5 Cent in 2013?

RWI rechnet mit weiter steigender Ökostrom-Umlage

Der massive Ausbau der erneuerbaren Energien treibt die Stromrechnung eines Musterhaushalts mit einem Jahresverbrauch von 4.000 Kilowattstunden nächstes Jahr um 56 Euro nach oben. Das geht aus Berechnungen des Rheinisch-Westfälischen Instituts für Wirtschaftsforschung (RWI) hervor.

Grüner Strom© babimu / Fotolia.com

Berlin/Heidelberg (dapd/red) - Darüber berichtet die "Bild"-Zeitung (Samstagausgabe). Nach den Recherchen der Forscher summiert sich die Erhöhung der Ökostrom-Umlage von 3,6 auf voraussichtlich 5 Cent je Kilowattstunde in den kommenden 20 Jahren auf 1.120 Euro pro Haushalt. Beim Verbraucherportal Verivox hält man hingegen solch konkrete Voraussagen für schwierig.

Voraussage der Strompreise ist schwierig

Ein Beispiel hierfür sei die Entwicklung der EEG-Umlage im Jahr 2011. Während viele Experten von deutlichen Steigerungen ausgegangen waren, erhöhte sich der Beitrag der Verbraucher zum Ausbau der Erneuerbaren Energien im vergangenen Jahr nur minimal um 0,06 Cent pro Kilowattstunde. Als Grund dafür wird der politische Wille vermutet, die Verbraucher im Jahr des Atommoratoriums nicht zu stark zu belasten. Ähnliche Manöver seien auch in Zukunft nicht unwahrscheinlich, meint man bei Verivox.

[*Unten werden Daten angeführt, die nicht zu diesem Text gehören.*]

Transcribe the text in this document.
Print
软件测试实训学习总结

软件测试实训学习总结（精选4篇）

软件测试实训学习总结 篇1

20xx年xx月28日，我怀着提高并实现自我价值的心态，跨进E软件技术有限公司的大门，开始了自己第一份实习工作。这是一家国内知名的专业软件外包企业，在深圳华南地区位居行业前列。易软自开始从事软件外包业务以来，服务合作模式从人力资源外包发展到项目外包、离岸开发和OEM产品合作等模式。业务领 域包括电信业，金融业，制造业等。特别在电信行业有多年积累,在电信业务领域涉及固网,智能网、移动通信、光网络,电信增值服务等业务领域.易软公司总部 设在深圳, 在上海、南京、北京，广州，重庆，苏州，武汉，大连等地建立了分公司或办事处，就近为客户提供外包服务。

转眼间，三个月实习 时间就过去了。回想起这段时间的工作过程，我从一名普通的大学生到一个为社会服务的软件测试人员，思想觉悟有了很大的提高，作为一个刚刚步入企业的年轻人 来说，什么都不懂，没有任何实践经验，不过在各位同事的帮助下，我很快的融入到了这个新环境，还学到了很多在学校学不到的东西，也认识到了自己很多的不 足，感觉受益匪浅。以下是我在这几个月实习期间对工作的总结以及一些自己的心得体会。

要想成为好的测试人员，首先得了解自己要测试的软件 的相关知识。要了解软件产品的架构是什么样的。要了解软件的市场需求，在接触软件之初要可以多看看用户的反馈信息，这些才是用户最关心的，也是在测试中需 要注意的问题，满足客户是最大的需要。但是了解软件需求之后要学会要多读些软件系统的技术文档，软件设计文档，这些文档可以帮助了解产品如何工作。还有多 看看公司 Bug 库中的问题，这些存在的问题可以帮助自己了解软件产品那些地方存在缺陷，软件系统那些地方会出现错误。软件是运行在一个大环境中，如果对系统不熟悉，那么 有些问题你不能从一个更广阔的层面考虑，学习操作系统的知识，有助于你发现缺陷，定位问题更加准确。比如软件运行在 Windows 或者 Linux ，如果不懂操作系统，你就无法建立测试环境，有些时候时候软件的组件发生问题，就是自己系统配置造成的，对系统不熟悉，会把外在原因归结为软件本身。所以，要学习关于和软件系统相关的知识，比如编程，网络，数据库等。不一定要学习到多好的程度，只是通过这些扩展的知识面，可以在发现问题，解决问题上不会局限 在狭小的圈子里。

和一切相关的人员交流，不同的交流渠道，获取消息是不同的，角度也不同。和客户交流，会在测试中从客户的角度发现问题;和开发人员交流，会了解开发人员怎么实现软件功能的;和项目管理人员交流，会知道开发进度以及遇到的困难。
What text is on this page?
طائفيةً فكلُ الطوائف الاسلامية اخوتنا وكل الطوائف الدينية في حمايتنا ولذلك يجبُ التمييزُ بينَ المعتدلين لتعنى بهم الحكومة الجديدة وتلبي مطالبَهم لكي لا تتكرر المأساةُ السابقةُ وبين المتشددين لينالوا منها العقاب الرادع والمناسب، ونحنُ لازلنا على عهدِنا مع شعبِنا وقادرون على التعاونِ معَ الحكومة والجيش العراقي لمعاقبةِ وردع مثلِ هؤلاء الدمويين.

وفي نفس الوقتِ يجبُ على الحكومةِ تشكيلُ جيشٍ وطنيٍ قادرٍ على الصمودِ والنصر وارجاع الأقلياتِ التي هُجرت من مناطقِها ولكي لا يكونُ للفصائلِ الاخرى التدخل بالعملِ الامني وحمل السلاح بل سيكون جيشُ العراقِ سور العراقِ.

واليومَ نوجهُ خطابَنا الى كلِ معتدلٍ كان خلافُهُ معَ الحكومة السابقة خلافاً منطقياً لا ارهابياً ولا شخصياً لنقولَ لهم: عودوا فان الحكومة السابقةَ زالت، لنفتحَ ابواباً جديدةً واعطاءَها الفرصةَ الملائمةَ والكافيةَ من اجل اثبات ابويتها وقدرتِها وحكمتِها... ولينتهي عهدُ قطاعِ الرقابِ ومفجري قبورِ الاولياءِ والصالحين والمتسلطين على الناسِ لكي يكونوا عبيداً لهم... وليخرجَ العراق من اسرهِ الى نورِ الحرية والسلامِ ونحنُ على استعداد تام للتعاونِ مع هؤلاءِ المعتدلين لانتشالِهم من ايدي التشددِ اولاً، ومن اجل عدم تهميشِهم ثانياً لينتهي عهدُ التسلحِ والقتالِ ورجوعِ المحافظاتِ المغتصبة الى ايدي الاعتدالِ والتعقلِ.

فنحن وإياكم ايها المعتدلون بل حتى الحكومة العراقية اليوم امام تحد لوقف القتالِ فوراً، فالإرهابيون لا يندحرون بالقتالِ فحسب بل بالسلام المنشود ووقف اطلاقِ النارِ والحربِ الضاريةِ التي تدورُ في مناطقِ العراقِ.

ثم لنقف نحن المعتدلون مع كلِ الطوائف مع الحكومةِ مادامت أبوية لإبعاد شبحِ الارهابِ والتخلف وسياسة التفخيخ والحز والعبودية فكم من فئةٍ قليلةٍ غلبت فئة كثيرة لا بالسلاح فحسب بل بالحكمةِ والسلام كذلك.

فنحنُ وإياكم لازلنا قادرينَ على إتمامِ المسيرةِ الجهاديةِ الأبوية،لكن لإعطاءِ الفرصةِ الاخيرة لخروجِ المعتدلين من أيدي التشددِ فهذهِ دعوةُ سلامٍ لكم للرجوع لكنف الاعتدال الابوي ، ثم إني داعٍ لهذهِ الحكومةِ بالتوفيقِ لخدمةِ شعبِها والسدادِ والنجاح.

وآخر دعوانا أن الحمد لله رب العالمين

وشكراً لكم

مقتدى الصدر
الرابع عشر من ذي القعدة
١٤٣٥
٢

Umlage für Ökostrom bis mindestens 2032

Manuel Frondel, RWI-Energie-Experte, nennt trotzdem konkrete Zahlen gegenüber der Zeitung: "Wir zahlen die Ökostrom-Umlage noch mindestens 20 Jahre, also bis 2032." Ein durchschnittlicher Haushalt habe durch die Erhöhung der Umlage nach dem Erneuerbare-Energien-Gesetz Mehrkosten von 1.120 Euro. Nach dem Erneuerbare-Energien-Gesetz wird die Erzeugung von Strom aus alternativen Quellen wie Sonne, Wind oder Biomasse staatlich gefördert. Die Kosten zahlen die Verbraucher über einen Aufschlag auf die Stromrechnung.

Stromanbieter wechseln, raten Verbraucherschützer

Sowohl Politiker als auch Verbraucherschützer raten seit Jahren dazu, einen Strompreisvergleich zu unternehmen und im Falle eines besseren Angebots den Anbieter zu wechseln. Inzwischen sind sogar viele Ökostromtarife günstiger als manch herkömmliche Versorger.